Other problems occur in the clearing and settlement space, and a Code of Conduct designed to inject more competition is a long way from achieving the desired aim. In the settlement area, the European Central Bank’s Target 2 Securities project for making settlement more efficient doesn’t happen until 2013. At least it has a date, however – or, at least, a launch date.

With the Single Euro Payments Area (Sepa), the European Commission has yet to set an end date for the project, which has the effect of removing the impetus to get things moving. On top of that, implementation has been left to the banks whose immediate self-interest – in charging higher amounts for cross-border payments – is to resist the measure and preserve the status quo. As a result consumers and corporates feel left out of the process and the pace at which things are happening is much slower than is desirable.

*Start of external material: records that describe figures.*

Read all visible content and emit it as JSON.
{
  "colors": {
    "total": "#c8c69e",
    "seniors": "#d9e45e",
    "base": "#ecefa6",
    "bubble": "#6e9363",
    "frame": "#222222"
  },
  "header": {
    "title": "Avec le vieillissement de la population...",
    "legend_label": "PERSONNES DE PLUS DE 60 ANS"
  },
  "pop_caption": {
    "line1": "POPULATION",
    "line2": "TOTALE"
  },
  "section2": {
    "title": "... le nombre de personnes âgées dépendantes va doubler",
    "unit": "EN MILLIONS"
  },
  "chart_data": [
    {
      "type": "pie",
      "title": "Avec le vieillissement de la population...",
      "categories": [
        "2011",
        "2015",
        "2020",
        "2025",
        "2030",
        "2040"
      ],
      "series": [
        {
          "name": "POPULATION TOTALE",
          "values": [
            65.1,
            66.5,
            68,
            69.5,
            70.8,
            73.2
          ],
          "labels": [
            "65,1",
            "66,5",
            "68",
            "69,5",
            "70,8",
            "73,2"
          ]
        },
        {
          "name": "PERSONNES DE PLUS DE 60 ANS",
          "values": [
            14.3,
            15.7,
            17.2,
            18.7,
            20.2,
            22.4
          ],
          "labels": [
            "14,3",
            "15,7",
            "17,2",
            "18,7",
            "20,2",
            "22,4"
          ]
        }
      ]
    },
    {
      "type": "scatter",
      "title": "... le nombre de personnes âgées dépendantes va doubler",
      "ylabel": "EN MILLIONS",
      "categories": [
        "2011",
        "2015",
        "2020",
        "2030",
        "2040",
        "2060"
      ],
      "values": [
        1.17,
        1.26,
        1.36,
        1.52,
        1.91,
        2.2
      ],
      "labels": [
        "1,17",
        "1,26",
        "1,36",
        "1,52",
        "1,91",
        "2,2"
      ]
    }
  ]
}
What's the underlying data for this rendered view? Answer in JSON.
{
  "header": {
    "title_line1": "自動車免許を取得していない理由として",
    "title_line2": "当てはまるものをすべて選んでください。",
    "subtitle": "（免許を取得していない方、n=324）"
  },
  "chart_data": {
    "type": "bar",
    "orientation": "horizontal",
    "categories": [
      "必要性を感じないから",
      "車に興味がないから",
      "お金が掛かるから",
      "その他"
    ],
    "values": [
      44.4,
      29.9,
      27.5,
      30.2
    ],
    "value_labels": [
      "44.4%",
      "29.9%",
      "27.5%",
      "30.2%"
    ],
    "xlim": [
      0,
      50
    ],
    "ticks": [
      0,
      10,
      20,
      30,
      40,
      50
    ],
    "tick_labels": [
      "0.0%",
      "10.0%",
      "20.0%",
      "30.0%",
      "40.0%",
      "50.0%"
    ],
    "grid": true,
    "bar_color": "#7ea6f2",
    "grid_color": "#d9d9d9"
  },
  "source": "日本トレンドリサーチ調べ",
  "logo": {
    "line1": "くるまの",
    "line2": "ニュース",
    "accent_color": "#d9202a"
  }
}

But for all the misgivings (which will doubtless be discussed at length at this month’s Sibos annual meeting in Vienna) the EU is still ahead of many parts of the world in forging ahead with these types of projects.

The US has for long enjoyed an advantage in being a continental nation with, in some cases, more efficient national systems that reap the benefits of economies of scale. A lot of EU policy in all kinds of areas has been driven by a desire to emulate this advantage.

Infrastructure lags

In most other parts of the world, the national border and different financial structures are an impediment to the forces of globalisation and make cross-border business slow, inefficient and costly. The market infrastructure is languishing way behind the dynamics of business and makes inward investment less attractive.

The EC is ahead in trying to resolve this situation, even if much of its work is being done the hard way. Some of it will eventually come out right and Europe will be left with a half-fixed system. The rest of the world can benefit from designing its own transition better, giving it the opportunity to forge ahead.